Yoko Ono Helped Bring A Classic ‘Simpsons’ Joke To Life

The world doesn’t deserve Yoko Ono’s sense of humor. She’s heard every “misogynistic, racist” insult in the book, all because she had the gall to fall in love with a Beatle, and for a Beatle to fall in love with her. But Ono, who once called her one-woman-show the “Museum of Modern [F]art” (and don’t forget her “close-up shots of butts on a treadmill” film, Bottoms), has never let the vitriol consume her — she’s proudly weird and wonderful, and in on the joke.

“When a woman artist makes a work with sense of humor,” she told Vice, “the world asks exactly like what you are asking now. ‘Why is it important to stage that kind of show?’ Seriously, give us women artists a chance!”

Ono recently curated an exhibit at Iceland’s Reykjavik Art Museum called “Yoko Ono: One More Story…” which “aims to reveal the basic elements that define Yoko Ono’s extensive and diverse artistic career – a voyage through the notion of art itself, with a strong social and political engagement.” Also, The Simpsons references. In the classic season four episode “Homer’s Barbershop Quartet,” Homer forms, well, a barbershop quartet with Skinner, Apu, and Barney.
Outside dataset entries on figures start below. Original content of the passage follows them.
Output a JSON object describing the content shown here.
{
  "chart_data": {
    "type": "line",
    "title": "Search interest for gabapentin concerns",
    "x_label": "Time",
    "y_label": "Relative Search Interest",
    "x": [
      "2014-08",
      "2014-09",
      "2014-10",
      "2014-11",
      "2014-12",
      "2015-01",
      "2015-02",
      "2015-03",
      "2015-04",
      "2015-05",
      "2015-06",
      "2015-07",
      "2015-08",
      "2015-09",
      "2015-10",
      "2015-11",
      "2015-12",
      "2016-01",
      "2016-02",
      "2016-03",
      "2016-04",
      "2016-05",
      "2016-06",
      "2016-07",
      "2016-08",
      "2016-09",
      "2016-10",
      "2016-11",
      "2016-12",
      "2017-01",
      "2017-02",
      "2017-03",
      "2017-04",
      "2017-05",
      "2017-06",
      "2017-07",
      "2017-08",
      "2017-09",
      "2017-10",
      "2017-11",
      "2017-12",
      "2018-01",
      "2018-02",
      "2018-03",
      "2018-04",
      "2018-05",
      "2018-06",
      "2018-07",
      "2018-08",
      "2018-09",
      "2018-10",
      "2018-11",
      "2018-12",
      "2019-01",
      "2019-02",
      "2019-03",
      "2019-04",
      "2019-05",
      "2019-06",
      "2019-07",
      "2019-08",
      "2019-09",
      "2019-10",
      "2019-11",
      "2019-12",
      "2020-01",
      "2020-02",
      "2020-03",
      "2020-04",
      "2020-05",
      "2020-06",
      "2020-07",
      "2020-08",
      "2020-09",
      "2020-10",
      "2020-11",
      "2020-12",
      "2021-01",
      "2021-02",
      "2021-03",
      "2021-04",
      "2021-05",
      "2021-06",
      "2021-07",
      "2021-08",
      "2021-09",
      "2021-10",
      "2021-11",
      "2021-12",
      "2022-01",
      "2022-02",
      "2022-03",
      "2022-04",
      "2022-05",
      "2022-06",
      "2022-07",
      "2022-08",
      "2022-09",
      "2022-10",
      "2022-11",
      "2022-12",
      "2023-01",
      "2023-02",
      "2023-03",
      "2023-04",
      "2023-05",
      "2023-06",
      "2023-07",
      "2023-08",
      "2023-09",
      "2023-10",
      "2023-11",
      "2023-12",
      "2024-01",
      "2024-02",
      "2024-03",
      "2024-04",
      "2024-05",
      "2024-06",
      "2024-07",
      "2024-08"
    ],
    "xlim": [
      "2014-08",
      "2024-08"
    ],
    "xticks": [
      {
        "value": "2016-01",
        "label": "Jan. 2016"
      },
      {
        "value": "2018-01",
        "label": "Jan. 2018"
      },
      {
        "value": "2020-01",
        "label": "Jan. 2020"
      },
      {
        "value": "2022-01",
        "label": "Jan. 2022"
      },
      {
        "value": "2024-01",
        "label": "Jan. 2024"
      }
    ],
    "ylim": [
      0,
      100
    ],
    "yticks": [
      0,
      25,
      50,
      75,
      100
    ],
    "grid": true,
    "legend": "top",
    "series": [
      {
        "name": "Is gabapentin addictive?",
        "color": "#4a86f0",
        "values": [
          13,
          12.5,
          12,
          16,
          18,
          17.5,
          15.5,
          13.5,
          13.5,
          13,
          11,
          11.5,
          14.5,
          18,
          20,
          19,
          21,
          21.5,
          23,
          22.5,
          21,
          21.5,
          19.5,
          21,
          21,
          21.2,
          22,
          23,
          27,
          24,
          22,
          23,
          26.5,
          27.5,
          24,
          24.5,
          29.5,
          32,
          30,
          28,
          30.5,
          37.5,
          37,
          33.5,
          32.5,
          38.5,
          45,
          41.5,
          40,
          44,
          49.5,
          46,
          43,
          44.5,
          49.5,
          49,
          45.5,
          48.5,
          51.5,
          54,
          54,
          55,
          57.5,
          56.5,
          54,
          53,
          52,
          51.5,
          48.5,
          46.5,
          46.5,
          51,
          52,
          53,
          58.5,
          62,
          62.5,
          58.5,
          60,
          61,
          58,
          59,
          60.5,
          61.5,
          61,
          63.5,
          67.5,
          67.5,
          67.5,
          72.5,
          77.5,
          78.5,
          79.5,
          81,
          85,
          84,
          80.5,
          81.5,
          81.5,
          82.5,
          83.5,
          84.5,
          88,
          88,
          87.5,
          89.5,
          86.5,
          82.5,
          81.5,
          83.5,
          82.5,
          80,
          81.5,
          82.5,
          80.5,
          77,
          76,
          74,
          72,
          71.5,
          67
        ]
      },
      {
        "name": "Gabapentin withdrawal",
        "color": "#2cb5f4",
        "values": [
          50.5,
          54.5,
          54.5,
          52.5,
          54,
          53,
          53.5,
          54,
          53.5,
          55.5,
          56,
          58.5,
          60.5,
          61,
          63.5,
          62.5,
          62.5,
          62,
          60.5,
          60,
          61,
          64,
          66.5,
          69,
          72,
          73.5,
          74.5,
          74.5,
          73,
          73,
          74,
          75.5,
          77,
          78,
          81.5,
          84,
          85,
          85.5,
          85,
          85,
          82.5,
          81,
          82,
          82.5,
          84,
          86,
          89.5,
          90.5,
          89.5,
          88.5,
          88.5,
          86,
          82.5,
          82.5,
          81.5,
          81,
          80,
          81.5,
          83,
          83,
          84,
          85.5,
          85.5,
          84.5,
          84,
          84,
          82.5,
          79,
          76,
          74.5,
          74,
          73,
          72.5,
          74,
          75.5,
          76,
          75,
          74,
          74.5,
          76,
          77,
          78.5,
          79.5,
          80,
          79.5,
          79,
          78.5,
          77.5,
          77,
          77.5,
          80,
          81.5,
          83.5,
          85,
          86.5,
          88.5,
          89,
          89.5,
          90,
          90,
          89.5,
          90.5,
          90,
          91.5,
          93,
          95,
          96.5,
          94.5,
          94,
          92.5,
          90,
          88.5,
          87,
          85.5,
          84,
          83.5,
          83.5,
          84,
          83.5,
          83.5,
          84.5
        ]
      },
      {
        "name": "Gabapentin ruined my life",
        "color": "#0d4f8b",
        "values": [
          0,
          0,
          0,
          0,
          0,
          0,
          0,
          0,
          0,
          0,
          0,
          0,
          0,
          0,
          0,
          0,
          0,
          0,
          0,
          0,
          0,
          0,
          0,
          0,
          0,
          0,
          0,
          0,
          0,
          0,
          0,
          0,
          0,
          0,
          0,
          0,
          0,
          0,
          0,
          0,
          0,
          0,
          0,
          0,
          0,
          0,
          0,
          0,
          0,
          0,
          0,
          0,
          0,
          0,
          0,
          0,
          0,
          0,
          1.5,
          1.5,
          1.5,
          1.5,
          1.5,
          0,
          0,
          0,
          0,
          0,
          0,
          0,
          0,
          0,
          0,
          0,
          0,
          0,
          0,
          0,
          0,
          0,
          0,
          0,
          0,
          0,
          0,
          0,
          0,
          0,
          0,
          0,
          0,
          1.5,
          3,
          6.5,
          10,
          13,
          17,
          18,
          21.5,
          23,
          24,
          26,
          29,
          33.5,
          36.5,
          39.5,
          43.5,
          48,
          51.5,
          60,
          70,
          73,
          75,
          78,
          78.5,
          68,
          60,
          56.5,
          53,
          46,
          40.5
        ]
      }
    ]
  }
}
The Be Sharps are an immediate sensation, even winning the Grammy Award for Outstanding Soul, Spoken Word, or Barbershop Album of the Year, but the fame just as quickly goes to their heads. The group names their second album Bigger Than Jesus, and Barney, who complains barbershop is “stagnant,” starts dating a Japanese conceptual artist who looks like Yoko Ono. After the group breaks up, Barney and Not-Yoko head to Moe’s Tavern, where she orders a “single plum floating in perfume served in a man’s hat.”

One of the pieces on display at the Reykjavik Art Museum is exactly that.

The museum’s PA system should play “Number Eight (Burp)” on a loop.